Dying Without a Will


Written by: Krystin Kempton, Associate
Most people think they have plenty of opportunities to write a will at some point in the future, but what if you don’t get the chance? 
If you die without a will, it’s called dying “intestate”. Without a will, someone (usually a close family member) will have to apply to the court to be appointed administrator of the estate if probate is needed to release and distribute your assets. If you have minor children and the other parent is not alive, the court will also have to appoint a guardian. 
Assets are distributed according to an established formula under the Wills, Estates and Succession Act.

If you die leaving:

  1. a spouse and no children, your entire estate passes to your spouse;
  2. a spouse and children, where your children are also the children of your spouse:

    a. your spouse receives

    i. the first $300,000;
    ii. ½ of the residue of your estate;
    iii. household furnishings; and
    iv. the right to acquire the spousal home (if it was not held jointly at the time of your death) to satisfy his or her spouse’s interest in the estate (i.e., $300,000 + ½ of the residue of the estate). If the value of the home exceeds your spouse’s share of the estate, your spouse may purchase the balance of the interest in the spousal home from the estate; and

    b. your children receive ½ of the residue of your estate, in equal shares;

  3. a spouse and children, where your children are not the children of your spouse, the distribution is the same as 2(a) above except your spouse will only receive the first $150,000, plus the balance of the items under 2(a)(ii) through (iv);
  4. no spouse, but children and/or descendants, the estate passes equally among your children. If a child has died before you, their share passes equally to their children, if any;
  5. no spouse and no children, the estate passes equally to your parents or your surviving parent; or
  6. no spouse, no children and no parents, the estate passes equally among your parents’ descendants (i.e., their children, grandchildren and great-grandchildren). 

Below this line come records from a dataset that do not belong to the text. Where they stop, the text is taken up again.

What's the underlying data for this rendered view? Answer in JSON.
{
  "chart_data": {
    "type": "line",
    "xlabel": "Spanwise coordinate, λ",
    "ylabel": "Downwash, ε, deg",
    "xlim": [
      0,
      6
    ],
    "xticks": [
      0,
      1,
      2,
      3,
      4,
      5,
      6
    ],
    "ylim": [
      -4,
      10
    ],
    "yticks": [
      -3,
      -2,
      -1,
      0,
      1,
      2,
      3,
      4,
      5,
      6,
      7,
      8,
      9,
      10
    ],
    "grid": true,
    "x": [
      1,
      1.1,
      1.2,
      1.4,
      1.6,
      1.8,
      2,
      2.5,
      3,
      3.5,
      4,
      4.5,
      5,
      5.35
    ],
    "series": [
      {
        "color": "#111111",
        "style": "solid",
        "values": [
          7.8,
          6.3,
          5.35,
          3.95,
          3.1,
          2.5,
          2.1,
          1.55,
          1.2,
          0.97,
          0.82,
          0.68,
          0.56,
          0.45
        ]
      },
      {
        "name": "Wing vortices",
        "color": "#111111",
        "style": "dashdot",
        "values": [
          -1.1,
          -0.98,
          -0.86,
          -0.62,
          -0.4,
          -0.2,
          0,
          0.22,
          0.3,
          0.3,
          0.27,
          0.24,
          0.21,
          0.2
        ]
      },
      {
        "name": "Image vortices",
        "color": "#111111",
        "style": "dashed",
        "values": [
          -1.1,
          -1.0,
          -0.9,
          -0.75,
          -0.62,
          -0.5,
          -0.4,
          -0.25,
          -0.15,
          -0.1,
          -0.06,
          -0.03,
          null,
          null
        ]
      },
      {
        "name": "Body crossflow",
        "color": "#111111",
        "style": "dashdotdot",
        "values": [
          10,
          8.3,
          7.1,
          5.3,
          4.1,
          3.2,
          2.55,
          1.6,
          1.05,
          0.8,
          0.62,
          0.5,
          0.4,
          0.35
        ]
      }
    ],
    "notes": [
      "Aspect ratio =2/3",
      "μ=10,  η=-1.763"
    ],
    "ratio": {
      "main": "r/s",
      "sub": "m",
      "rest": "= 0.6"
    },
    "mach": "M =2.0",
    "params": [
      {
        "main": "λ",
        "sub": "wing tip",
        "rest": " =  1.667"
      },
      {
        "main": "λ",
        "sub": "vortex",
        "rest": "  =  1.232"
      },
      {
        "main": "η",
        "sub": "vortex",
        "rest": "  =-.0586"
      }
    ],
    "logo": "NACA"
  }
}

There are further formulas to deal with situations where the individual dies leaving no surviving spouse, children, parents or descendants of parents.
There are some obvious problems with dying intestate:
• Maybe you want your entire estate to pass to your spouse. A “spouse” includes a person married to the deceased and a person who lived common-law with the deceased for at least 2 years. If the value of the spousal home exceeds your spouse’s preferential share of your estate and your spouse can’t afford to pay the difference in value to your children, your spouse may lose the family home.
• Maybe you don’t want that much of your estate to pass to your spouse. Is it a relatively new relationship? Do you your children to receive a larger share?
• If you die leaving minor children and no living parent, the court will need to appoint a guardian without your input.
• A child’s share will be held in trust until they reach the age of 19. The child’s parent or guardian will have to apply to the Public Guardian and Trustee for any money needed for the child’s care, maintenance or benefit, such as living expenses or tuition.
• You lose the ability to set a later age for a child to receive a share of your estate, like 21 or 25 when the child may be more financially responsible or mature.
• Death is stressful enough on a family. Hunting for a will that does not exist adds undue stress.
• An intestate distribution is often more time consuming and costly.
• A court-appointed administrator may sell off items that you otherwise would have kept in the family.
You don’t know when you’re going to die. Every adult who owns assets or has a spouse or young children should have a will. Planning ahead can save your loved ones a great deal of time, stress and money.